Why is it impossible to develop Marxism comprehensively through combined development? Although there is a relationship of inheritance between the two, they are essentially the same: through the creative application of Marxism in China, the essence of Marx's theory is constantly realized and kept young; on the other hand, the use of Marx's standpoint, viewpoint and method to solve the main contradictions in China's practice and gradually form a theoretical system is the process of Marxism in China. However, due to the following two reasons, Marxism in China and Marxism-Leninism cannot be fully equated:

First, due to the specific national conditions of China, there are differences in the degree of need for Marxist theory and the focus of attention. Because it is necessary to make choices based on the needs of the country's practice, as Lenin said, focusing on a certain aspect does not depend on subjective wishes, but on all historical conditions. This shows that the application, inheritance and development of Marxist theory in the process of sinicization cannot and does not need to be "comprehensive". This alone can explain that the "milestone"-style linear development stage theory is difficult to establish.

Secondly, the sinicization of Marxism also includes the problem of "conversion" from thinking habits to language expression. In order to make Marxism easily accepted by people of different cultural backgrounds and overcome the differences in psychology, language and even thinking habits formed as a result, Marx's doctrine must be "retranslated" into the national language. This is essentially a theoretical re-creation. However, no matter how outstanding this creation is, it is still different from the original, and there will always be a certain "cutting off". Therefore, after the above double "digestion" (practical and national cultural), there is always a difference between Marxism-Leninism and the great achievements produced by its actual application in China. We can neither separate the two nor equate the two. We should start from what we are doing and focus on the practical application and development of Marxism, but we should not abandon our ancestors and not read our ancestors.

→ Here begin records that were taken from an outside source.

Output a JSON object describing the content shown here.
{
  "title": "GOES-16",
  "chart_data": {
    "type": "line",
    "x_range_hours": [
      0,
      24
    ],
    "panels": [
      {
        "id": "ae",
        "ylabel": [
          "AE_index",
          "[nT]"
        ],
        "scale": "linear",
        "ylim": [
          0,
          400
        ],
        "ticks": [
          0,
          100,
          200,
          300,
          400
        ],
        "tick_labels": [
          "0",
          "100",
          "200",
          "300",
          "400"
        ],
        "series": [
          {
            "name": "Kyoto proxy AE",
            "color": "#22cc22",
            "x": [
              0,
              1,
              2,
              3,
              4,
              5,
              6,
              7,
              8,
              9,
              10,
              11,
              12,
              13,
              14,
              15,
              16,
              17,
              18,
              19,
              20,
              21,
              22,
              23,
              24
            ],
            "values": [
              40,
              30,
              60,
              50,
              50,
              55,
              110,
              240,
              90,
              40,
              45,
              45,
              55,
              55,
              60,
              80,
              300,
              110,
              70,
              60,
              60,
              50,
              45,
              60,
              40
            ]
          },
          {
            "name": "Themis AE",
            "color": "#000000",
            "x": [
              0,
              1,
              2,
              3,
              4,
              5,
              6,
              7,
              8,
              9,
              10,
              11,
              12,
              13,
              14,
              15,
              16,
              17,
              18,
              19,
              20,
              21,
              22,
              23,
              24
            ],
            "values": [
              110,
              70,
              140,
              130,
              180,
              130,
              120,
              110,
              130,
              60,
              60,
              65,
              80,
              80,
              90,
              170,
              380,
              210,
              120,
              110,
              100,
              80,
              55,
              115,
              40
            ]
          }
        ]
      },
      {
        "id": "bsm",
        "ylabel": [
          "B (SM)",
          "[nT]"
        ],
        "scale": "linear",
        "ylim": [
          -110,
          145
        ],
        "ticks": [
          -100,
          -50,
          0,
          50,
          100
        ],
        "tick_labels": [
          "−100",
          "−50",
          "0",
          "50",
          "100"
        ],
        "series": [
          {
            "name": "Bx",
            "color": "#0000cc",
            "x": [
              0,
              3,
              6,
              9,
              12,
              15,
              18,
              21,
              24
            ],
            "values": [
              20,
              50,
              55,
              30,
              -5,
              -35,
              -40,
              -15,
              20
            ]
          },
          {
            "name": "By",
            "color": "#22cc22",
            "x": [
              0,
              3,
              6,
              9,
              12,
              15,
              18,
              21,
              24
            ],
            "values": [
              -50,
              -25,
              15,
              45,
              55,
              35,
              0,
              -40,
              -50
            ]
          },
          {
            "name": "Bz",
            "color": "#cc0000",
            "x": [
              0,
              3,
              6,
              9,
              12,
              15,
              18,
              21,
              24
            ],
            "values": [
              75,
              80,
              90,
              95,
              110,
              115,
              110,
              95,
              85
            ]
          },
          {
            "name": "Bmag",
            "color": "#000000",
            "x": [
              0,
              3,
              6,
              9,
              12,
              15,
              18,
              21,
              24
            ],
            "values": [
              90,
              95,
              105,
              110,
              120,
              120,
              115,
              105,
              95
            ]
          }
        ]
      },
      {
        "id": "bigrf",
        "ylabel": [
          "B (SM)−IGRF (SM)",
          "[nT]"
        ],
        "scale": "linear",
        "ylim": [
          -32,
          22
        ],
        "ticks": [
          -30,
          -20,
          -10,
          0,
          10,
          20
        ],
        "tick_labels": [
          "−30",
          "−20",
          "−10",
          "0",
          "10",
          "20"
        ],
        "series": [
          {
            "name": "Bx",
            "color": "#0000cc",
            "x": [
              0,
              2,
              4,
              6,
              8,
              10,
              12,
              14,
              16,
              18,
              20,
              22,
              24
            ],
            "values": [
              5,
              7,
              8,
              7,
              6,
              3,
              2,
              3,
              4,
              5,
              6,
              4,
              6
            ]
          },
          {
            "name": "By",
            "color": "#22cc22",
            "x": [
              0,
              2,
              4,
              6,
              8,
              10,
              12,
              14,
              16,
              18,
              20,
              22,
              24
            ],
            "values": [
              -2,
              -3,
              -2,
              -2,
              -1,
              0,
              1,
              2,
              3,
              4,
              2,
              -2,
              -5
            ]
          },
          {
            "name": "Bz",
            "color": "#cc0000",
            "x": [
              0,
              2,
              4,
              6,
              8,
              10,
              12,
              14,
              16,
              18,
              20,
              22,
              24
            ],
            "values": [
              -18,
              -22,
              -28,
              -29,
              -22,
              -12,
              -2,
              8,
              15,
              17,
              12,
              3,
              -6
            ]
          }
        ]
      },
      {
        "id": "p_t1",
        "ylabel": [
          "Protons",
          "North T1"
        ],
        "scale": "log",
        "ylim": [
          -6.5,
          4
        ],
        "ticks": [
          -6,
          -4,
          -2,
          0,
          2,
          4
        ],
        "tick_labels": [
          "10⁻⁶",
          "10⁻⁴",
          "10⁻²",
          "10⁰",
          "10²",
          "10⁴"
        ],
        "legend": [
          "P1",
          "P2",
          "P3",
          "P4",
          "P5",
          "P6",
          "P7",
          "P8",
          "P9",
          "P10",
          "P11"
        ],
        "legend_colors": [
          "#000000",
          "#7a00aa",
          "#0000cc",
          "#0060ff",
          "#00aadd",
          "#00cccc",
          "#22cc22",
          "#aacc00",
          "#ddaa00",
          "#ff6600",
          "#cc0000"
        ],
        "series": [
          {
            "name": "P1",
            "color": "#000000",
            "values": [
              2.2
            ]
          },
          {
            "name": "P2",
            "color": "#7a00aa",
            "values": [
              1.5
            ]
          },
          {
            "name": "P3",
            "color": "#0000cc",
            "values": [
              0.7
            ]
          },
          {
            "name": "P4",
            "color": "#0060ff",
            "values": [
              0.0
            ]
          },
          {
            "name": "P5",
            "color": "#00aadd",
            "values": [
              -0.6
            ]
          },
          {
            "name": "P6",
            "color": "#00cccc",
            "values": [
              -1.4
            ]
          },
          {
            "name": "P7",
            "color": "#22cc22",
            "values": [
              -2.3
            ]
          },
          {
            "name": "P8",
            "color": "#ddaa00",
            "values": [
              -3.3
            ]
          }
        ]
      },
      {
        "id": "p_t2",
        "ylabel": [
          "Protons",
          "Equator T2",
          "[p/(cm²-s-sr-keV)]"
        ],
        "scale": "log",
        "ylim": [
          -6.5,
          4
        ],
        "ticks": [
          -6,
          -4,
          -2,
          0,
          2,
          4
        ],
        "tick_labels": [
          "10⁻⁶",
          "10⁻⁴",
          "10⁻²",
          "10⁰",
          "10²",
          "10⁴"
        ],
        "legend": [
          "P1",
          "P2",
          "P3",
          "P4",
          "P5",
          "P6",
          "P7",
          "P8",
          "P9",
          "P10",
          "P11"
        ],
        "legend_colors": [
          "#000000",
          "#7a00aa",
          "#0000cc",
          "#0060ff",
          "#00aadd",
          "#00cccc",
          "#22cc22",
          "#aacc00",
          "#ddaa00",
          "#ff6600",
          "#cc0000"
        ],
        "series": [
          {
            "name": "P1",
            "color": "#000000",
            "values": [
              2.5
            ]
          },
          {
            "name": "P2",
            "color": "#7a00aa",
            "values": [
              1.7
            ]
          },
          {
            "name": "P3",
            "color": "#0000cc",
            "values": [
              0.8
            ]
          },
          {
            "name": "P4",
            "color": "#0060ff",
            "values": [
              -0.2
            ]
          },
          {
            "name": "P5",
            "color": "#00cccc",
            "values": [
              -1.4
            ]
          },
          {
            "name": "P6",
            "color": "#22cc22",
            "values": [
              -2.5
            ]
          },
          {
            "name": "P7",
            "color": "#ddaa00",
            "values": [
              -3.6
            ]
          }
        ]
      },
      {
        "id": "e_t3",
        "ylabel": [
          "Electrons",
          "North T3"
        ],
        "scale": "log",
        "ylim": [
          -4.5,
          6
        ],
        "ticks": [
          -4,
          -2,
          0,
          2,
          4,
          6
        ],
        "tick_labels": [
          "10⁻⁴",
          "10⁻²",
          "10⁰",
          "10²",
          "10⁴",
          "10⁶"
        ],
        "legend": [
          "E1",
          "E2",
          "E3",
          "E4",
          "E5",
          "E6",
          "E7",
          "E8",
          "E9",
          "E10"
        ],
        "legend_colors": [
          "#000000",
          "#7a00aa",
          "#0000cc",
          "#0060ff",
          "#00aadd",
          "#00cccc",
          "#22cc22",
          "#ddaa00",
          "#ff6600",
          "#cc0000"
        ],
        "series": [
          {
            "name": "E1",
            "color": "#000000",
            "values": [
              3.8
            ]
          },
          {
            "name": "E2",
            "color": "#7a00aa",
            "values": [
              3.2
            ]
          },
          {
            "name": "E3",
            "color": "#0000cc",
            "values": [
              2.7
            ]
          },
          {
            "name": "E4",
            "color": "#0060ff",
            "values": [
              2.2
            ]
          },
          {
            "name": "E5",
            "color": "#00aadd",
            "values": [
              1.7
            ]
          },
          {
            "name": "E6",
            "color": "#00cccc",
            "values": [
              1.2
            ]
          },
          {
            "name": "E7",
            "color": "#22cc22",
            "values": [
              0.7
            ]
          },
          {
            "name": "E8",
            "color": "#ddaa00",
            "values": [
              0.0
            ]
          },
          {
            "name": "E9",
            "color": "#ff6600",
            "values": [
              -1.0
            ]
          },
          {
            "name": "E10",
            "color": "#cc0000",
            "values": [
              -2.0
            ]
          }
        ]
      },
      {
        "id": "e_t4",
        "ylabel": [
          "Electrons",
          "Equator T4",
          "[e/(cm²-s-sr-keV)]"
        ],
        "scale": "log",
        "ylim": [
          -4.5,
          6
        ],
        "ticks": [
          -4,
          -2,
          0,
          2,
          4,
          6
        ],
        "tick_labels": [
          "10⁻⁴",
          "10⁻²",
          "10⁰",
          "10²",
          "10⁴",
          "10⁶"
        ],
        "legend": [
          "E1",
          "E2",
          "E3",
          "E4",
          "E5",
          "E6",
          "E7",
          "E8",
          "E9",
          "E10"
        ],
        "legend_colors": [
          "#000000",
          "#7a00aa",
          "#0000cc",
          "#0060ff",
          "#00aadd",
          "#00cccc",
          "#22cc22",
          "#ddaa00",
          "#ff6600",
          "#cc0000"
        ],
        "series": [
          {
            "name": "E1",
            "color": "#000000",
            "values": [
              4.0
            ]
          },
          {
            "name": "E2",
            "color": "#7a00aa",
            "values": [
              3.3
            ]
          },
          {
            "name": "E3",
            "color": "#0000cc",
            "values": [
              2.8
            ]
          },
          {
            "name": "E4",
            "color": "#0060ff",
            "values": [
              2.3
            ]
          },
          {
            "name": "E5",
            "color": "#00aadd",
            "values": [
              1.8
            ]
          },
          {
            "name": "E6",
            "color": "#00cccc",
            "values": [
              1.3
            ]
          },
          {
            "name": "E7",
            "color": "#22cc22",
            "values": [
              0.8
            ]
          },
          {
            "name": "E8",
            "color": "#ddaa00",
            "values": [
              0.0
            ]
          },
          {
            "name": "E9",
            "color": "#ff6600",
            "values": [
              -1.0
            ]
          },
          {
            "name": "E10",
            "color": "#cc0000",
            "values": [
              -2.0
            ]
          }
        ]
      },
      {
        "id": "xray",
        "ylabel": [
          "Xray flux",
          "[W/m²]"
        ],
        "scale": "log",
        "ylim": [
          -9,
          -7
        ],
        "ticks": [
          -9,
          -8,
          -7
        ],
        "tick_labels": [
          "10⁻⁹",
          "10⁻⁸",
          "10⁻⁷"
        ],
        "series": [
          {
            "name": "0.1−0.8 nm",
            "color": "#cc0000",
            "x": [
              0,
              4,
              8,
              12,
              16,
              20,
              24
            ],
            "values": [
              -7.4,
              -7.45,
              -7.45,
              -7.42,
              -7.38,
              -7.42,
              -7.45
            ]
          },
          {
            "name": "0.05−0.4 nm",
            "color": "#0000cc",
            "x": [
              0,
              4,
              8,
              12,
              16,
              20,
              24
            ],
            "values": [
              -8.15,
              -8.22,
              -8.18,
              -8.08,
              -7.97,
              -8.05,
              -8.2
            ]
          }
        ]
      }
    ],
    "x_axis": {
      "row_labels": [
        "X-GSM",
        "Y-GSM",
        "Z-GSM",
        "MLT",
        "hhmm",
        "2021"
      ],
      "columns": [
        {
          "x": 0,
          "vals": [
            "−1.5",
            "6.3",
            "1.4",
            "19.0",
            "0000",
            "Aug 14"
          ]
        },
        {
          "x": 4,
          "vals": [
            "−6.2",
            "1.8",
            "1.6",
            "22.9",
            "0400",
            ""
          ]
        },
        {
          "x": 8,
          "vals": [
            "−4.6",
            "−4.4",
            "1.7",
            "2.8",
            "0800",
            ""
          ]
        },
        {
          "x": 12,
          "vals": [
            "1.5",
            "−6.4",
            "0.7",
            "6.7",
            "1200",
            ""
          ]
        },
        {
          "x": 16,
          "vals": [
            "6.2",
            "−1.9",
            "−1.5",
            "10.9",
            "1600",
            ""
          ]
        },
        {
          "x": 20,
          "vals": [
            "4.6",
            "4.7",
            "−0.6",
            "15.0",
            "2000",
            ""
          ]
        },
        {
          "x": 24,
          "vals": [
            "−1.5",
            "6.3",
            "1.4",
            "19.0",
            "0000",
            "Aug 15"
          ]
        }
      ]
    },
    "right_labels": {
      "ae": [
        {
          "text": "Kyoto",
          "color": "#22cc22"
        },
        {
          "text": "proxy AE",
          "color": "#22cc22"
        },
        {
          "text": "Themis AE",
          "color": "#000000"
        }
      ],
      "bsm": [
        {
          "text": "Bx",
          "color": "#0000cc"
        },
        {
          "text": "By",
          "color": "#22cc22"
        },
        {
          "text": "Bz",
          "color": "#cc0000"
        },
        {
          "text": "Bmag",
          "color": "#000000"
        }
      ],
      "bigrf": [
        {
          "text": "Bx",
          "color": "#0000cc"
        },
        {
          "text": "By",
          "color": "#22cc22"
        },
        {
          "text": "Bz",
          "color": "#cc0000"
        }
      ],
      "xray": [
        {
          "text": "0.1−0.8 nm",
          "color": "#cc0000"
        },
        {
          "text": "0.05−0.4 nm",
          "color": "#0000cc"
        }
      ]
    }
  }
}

We should be good at organically unifying the study of Marxism-Leninism and the study of sinicized Marxism, and we should be good at applying the standpoint, viewpoint and method of Marxism not only to solving practical problems, but also to solving theoretical learning.

It is not difficult to understand why our party always corrected its learning style first when it was carrying out major ideological rectification (such as Mao Zedong during the Yan'an Rectification Movement and Deng Xiaoping after the end of the "Ten Years of Civil War"), and always linked the connection between theory and practice with the "complete, systematic and accurate" learning and mastering of Marxism; why Mao Zedong and others repeatedly opposed the one-sided emphasis on Mao Zedong Thought and repeatedly proposed to "study Marxism-Leninism" in response to the extreme left performances of Lin Biao and the "Gang of Four". In any case, only by viewing Marxism as a dialectical unity of continuity and keeping pace with the times, ideals and science, world outlook and methodology, theory and practice, etc., can we truly understand Marxism.